今日は流子の自転車に乗せてもらったので、それよりも早く到着したはずだ。
「二十分はかからなかったと思います」
「二十分。つまり、このアパートから学校までは距離的にかなり近い、と考えてよろしいでしょうか」
「はい。それに今日は自転車だったんで、いつもより早く着きました」

「今日は、と仰いますと、いつもは徒歩で登校なされていて、特別今日は自転車をお使いになった、という意味でしょうか」
しまった、と優奈は思った。
自転車の二人乗りが刑事にばれるのは、けして歓迎すべき事ではない。
「あの・・・流子の自転車に二人乗りしてしまいました・・・私が乗ろうって提案したんです・・・」
「・・・危のうございますから、次回からお気をつけください」
「すいませんでした・・・」
優奈は、心の中で流子に手を合わせた。

「アパートに到着して、すぐにお二人で貴女の部屋に向かわれましたか?」
「はい、そうです」
「失礼ですが、部屋で最初に何をなさいましたか?」
何でそんなことまで聞くんだろう。本当に失礼だ。
「うーんと、まずはオセロをして、その次にチェスをしたと思います。

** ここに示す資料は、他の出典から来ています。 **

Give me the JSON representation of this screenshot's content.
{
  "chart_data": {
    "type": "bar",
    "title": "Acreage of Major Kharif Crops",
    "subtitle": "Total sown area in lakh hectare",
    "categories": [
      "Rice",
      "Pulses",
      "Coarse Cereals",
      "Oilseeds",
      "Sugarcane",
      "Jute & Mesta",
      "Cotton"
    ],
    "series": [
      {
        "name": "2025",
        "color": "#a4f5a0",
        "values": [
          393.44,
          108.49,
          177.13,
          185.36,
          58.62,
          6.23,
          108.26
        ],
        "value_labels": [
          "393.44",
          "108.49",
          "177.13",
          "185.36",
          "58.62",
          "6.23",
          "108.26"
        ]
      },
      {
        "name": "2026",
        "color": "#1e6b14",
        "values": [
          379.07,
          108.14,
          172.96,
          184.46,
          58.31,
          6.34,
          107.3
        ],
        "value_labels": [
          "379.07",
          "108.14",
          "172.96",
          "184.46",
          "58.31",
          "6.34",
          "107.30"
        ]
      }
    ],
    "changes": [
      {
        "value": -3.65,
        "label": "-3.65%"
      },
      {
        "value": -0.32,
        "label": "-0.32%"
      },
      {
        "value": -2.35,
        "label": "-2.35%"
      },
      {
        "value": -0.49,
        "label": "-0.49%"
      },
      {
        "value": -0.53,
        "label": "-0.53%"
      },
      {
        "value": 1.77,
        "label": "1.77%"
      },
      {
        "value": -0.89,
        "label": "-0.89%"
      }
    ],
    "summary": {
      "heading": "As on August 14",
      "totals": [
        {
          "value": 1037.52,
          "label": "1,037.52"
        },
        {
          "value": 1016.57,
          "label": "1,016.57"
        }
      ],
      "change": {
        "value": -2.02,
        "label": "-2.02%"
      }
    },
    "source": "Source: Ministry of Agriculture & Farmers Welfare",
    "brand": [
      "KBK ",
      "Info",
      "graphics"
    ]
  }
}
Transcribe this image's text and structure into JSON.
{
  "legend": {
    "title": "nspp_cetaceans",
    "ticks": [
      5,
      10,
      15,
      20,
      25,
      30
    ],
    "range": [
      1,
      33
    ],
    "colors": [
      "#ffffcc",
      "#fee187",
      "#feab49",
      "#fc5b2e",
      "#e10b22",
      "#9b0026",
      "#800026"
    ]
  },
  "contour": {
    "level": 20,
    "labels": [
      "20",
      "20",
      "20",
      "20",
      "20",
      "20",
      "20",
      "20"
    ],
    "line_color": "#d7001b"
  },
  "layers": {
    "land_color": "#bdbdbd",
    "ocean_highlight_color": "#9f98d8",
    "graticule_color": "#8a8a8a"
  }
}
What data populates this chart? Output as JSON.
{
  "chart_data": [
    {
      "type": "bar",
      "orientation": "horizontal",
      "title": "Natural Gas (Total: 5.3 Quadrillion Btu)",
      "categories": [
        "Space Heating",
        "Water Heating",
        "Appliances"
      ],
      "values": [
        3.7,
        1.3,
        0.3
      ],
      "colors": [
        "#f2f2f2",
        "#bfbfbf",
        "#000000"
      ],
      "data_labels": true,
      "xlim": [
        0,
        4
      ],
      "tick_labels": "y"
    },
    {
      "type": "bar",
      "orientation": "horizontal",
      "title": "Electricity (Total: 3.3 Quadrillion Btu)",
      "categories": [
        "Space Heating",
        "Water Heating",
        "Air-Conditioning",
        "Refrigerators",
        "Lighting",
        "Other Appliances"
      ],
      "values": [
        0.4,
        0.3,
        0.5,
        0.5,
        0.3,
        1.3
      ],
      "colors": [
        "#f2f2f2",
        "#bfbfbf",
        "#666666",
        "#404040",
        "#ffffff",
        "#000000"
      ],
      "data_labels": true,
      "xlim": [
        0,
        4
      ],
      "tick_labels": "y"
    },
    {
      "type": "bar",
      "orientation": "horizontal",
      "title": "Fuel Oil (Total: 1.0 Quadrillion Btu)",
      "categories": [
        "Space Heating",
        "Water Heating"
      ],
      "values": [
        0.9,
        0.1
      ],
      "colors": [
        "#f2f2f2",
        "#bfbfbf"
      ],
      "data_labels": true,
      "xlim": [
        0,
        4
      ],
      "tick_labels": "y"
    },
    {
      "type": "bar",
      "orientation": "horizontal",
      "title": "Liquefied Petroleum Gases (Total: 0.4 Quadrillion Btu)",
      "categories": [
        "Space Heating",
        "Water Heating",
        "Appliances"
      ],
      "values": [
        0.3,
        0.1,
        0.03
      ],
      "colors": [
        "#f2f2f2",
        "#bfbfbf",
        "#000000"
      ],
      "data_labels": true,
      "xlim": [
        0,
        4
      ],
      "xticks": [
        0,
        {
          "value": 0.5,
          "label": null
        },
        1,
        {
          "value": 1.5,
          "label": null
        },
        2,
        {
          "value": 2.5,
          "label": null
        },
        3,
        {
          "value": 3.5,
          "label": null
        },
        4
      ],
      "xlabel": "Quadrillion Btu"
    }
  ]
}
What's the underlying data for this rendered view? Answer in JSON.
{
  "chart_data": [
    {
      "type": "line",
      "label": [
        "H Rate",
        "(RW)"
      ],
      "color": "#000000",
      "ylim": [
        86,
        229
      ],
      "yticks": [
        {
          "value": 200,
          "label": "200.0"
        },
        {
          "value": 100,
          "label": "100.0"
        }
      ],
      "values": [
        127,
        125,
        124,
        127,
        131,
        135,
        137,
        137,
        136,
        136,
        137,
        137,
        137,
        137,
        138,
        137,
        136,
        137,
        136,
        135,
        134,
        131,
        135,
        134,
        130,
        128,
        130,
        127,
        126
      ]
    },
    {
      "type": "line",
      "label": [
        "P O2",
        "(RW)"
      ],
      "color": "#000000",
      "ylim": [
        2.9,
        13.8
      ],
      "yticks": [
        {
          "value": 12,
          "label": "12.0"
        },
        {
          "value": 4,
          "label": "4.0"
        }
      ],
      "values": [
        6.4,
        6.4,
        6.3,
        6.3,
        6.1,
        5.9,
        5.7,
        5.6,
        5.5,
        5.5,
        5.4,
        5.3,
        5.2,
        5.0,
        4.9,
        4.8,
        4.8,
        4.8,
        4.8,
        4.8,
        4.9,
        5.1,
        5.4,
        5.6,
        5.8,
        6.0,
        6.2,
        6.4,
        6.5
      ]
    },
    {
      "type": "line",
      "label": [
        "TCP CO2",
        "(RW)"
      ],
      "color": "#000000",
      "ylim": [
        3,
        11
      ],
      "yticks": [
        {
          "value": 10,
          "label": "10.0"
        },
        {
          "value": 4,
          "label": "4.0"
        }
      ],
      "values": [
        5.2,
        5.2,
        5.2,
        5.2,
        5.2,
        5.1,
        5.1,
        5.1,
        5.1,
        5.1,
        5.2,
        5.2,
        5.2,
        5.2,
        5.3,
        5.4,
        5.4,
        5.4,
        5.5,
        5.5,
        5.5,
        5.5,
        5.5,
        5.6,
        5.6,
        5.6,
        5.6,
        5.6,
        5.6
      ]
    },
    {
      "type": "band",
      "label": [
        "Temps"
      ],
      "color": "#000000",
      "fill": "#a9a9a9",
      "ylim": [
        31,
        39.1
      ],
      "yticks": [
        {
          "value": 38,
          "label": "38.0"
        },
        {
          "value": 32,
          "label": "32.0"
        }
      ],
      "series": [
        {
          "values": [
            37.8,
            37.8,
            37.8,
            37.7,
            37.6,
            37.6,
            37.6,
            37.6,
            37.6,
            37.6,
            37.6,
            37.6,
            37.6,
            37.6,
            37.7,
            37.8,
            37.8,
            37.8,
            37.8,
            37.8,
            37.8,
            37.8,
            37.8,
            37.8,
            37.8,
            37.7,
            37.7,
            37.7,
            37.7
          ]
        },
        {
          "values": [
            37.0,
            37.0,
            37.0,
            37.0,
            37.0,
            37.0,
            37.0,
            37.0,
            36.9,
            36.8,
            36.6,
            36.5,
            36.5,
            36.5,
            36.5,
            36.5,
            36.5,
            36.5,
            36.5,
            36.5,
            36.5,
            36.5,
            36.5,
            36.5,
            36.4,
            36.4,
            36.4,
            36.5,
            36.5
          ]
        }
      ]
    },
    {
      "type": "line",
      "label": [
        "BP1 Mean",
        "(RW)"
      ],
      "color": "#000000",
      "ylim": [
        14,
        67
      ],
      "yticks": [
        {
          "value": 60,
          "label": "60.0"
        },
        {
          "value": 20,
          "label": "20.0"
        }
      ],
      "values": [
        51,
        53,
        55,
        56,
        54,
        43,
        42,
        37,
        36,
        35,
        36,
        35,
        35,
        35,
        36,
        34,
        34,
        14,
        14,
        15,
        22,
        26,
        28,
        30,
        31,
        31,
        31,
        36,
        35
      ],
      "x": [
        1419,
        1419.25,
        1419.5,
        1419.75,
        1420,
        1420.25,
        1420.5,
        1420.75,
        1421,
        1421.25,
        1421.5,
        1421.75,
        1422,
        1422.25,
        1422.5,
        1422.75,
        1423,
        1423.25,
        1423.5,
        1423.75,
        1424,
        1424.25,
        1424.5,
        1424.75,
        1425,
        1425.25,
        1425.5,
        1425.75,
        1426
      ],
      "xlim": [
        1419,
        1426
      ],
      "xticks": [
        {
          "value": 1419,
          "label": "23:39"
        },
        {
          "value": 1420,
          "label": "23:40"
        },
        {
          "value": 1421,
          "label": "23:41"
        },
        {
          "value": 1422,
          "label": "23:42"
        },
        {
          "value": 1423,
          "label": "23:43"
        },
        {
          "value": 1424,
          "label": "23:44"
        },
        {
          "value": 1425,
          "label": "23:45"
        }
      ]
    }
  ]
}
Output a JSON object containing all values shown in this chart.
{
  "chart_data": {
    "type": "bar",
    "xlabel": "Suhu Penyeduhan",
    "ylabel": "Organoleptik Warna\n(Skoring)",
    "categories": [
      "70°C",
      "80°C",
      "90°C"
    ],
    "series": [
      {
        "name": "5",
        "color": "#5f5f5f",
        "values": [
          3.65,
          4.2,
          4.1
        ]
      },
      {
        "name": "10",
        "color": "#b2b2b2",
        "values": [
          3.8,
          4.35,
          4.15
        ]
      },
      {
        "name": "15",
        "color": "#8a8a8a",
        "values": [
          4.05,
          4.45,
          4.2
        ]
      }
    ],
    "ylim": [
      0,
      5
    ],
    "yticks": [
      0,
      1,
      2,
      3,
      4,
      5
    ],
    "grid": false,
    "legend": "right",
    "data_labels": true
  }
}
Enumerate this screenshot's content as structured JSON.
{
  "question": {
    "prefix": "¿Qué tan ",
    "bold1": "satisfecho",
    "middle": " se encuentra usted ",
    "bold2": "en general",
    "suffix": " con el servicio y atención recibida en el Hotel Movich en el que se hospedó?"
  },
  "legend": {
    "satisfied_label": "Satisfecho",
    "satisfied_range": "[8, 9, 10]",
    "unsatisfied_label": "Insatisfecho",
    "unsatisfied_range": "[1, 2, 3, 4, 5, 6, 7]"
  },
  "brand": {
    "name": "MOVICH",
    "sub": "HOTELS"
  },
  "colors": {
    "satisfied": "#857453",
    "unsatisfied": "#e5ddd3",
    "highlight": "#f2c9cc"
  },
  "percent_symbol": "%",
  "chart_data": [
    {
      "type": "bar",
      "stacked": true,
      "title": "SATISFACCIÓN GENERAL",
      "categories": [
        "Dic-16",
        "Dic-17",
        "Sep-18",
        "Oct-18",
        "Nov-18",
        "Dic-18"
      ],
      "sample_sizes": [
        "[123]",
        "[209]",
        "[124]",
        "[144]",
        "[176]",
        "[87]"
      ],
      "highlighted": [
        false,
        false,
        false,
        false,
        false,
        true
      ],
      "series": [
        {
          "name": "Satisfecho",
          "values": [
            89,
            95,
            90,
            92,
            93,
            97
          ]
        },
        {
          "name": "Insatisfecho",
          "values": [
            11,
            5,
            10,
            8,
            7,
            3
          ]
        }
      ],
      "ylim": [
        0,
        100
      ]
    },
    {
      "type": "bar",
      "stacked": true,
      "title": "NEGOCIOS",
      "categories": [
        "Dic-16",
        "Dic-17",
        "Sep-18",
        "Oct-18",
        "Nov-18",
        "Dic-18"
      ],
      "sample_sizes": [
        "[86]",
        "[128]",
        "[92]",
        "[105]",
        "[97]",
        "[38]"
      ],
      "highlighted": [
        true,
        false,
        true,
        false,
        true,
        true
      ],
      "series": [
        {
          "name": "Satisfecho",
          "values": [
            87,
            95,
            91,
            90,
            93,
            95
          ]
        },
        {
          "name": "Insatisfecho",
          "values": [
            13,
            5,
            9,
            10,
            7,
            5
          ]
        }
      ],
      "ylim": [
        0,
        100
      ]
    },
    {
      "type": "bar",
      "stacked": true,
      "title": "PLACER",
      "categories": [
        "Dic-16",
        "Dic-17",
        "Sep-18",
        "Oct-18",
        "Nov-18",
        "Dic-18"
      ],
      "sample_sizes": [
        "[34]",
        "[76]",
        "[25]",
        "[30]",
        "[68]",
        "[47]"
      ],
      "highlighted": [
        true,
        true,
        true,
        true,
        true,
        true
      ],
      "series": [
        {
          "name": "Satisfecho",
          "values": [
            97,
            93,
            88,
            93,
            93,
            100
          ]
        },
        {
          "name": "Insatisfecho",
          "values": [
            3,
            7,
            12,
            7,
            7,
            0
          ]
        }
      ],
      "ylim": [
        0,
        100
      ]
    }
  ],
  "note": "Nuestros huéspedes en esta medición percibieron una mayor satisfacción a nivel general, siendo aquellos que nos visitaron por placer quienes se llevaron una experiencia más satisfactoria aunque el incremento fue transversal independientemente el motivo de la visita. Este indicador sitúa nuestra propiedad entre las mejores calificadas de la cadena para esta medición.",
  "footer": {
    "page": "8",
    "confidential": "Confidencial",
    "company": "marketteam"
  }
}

私の部屋にボードがあるんです」

「何時間ほど、それらでお遊びになったのですか?」
こちらの不満に気付いているのかいないのか、小野刑事は先程からと全く同じ調子で質問を繰り返す。
「そうですねぇ、一時間くらいかな」
優奈は適当に答える。

「それらをおやめになって、何をなさいましたか?」

「・・・隣の部屋を見に行こう、と流子に提案しました」
たらりと、冷や汗が流れ落ちた、気がした。
気のせいだった。

「それは、どのような理由からですか?」
「最近、隣の部屋からなんだか変な匂いがするので、調べてみようかな、と思って・・・」
「失礼ですが、何故お一人の時調べに行かれなかったのですか?」

「えっと・・・調べに行こうと思ってたんですけど、何だか面倒で後回しにしてしまってて・・・それで、流子と一緒に今調べに行けばいいかな、って思いついて・・・」
恐くて行けなかっただけのくせに。
優奈の中の声を絞り出す以外の全ての部分が、一斉にそう言った気がした。
小野刑事の丁寧な喋り方は、どんな些細な嘘も絶対に見逃さない、というような機械的な冷たさを感じさせる。

「なるほど」
小野刑事は、自分の話に不審を抱かなかっただろうか。
表情からはまるで読み取れない。

「それで、どうなさいましたか」
「管理人さんに頼んで、302号室を開けてもらいました。それで、情けない話なのですが、部屋の中を見た途端に貧血を起こしてしまって・・・」
「そうでございましたか。いや、あの状況では無理のないことでございます。けして情けなくなどございませんので、ご自分をお責めになることだけはおやめください」
「ありがとうございます・・・」
少しも感謝せずに優奈は言った。

 はぁ、と深いため息をつく。
早く部屋に戻りたい、と優奈は思った。
流子は、待っていてくれているだろうか。